Dat was de luie zemelaar die ik was. Allemaal leuke ideeën in mijn hoofd, maar er kwam geen enkele nieuwe produktie uit mijn vingers. Ook wel bekend als Sjaak Afhaak.
En daar is verandering in gekomen toen ik me gewoon helemaal ging richten op één wereld waarin iets gebeurt, met een bepaald aantal mensen en waarbij slechts die bepaalde dingen gebeuren die interessant genoeg zouden zijn dat ik dat ook allemaal kan opschrijven. Een schrijver is gewoon een journalist die verslag doet van dingen die gebeuren in een fictieve wereld.
En in plaats van het openstellen van de volledige mogelijkheid dat álles verzonnen kon worden, moet ik enkel die gebeurtenissen samenstellen die het waard zijn voor mijn uitgeschreven verslag.
Als een God die journalist speelt aan het zwembad. Dat had ik nou nooit zo zien aankomen. En nu word ik natgespetterd. Tijd voor een duik. Genoeg voor vandaag. Jouw beurt.

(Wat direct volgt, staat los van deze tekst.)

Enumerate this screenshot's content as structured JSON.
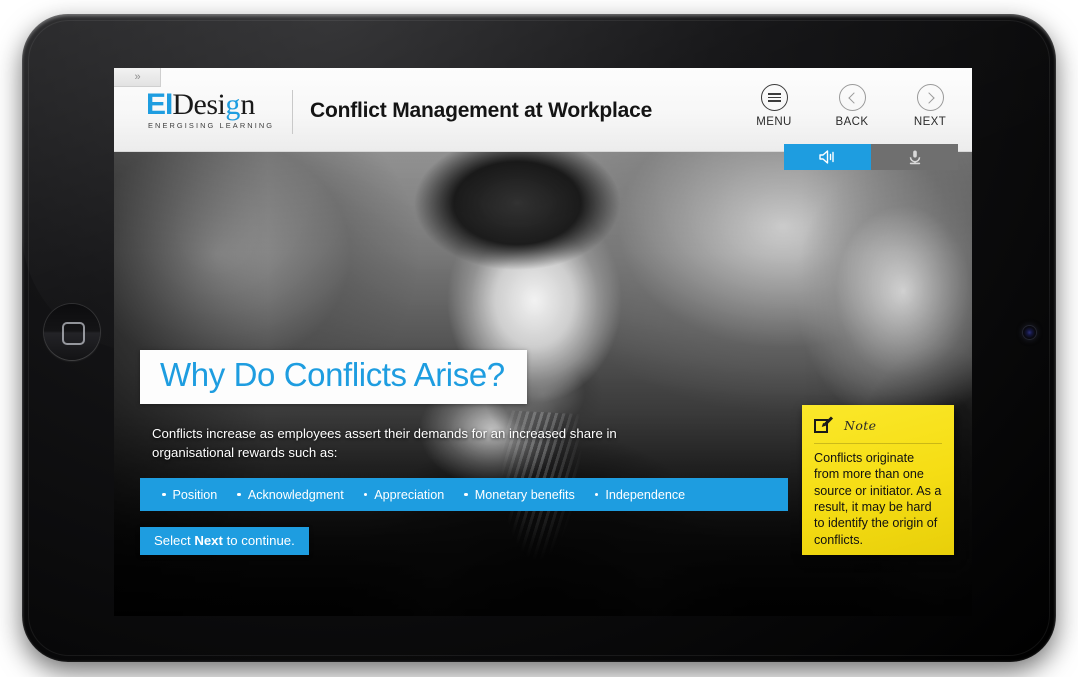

Grappig, herkenbaar. Maar wat mij altijd blokt; het op de een of andere manier schrijnende gevoel dat je ‘liegt’ als je dingen verzint. Noem het Calvinistisch, noem het een stukje ingebouwd vakmanschap. Maar jij bent d’r overheen, begrijp ik! Goeie zet. Misschien lukt ’t mij ook nog een keer (ja hoor, ik ben ook bezig met een boek. Maar wie niet tegenwoordig?)
Ik wens jou een stormachtige nacht en een overvolle prullenbak.
Wellicht dat jij dan weer een nieuw verhaal weet te plaatsen?